The company attributes the slowdown to:
- loss of exclusivity of branded medicines;
- fewer new product approvals
- the leveling of year-over year growth from the Medicare Part D program
- the impact of safety issues.
The categories leading in sales were anti-depressants, lipid control agents, pain medications and blood pressure medications such as ace inhibitors and beta blockers.

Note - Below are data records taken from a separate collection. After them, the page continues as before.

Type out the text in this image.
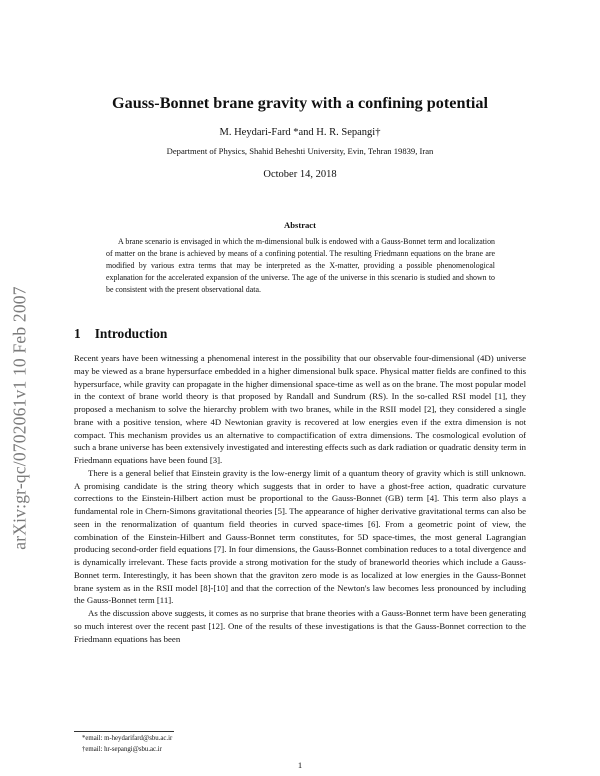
arXiv:gr-qc/0702061v1 10 Feb 2007
Gauss-Bonnet brane gravity with a confining potential
M. Heydari-Fard *and H. R. Sepangi†
Department of Physics, Shahid Beheshti University, Evin, Tehran 19839, Iran
October 14, 2018
Abstract

A brane scenario is envisaged in which the m-dimensional bulk is endowed with a Gauss-Bonnet term and localization of matter on the brane is achieved by means of a confining potential. The resulting Friedmann equations on the brane are modified by various extra terms that may be interpreted as the X-matter, providing a possible phenomenological explanation for the accelerated expansion of the universe. The age of the universe in this scenario is studied and shown to be consistent with the present observational data.

1 Introduction

Recent years have been witnessing a phenomenal interest in the possibility that our observable four-dimensional (4D) universe may be viewed as a brane hypersurface embedded in a higher dimensional bulk space. Physical matter fields are confined to this hypersurface, while gravity can propagate in the higher dimensional space-time as well as on the brane. The most popular model in the context of brane world theory is that proposed by Randall and Sundrum (RS). In the so-called RSI model [1], they proposed a mechanism to solve the hierarchy problem with two branes, while in the RSII model [2], they considered a single brane with a positive tension, where 4D Newtonian gravity is recovered at low energies even if the extra dimension is not compact. This mechanism provides us an alternative to compactification of extra dimensions. The cosmological evolution of such a brane universe has been extensively investigated and interesting effects such as dark radiation or quadratic density term in Friedmann equations have been found [3].

There is a general belief that Einstein gravity is the low-energy limit of a quantum theory of gravity which is still unknown. A promising candidate is the string theory which suggests that in order to have a ghost-free action, quadratic curvature corrections to the Einstein-Hilbert action must be proportional to the Gauss-Bonnet (GB) term [4]. This term also plays a fundamental role in Chern-Simons gravitational theories [5]. The appearance of higher derivative gravitational terms can also be seen in the renormalization of quantum field theories in curved space-times [6]. From a geometric point of view, the combination of the Einstein-Hilbert and Gauss-Bonnet term constitutes, for 5D space-times, the most general Lagrangian producing second-order field equations [7]. In four dimensions, the Gauss-Bonnet combination reduces to a total divergence and is dynamically irrelevant. These facts provide a strong motivation for the study of braneworld theories which include a Gauss-Bonnet term. Interestingly, it has been shown that the graviton zero mode is as localized at low energies in the Gauss-Bonnet brane system as in the RSII model [8]-[10] and that the correction of the Newton's law becomes less pronounced by including the Gauss-Bonnet term [11].

As the discussion above suggests, it comes as no surprise that brane theories with a Gauss-Bonnet term have been generating so much interest over the recent past [12]. One of the results of these investigations is that the Gauss-Bonnet correction to the Friedmann equations has been

*email: m-heydarifard@sbu.ac.ir
†email: hr-sepangi@sbu.ac.ir
1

Also of note, with respect to the second reason listed for the slowdown – fewer product approvals – one can truly see one of the many impacts of the fact that the agency has issued more approvable letters in 2007, to a degree shutting down the pipeline, impacting the market, patients and stockholders. This of course, leads to the question whether or not this is a product of (i) a risk averse environment, or (ii) products have suddenly gotten bad, or (iii) the FDA has purposely slowed things down so that it can catch up.
And, perhaps most importantly, why is the pipeline so slow and enforcement expressed through warning letters so lax when the FDA is getting more budget and increased PDUFA fees?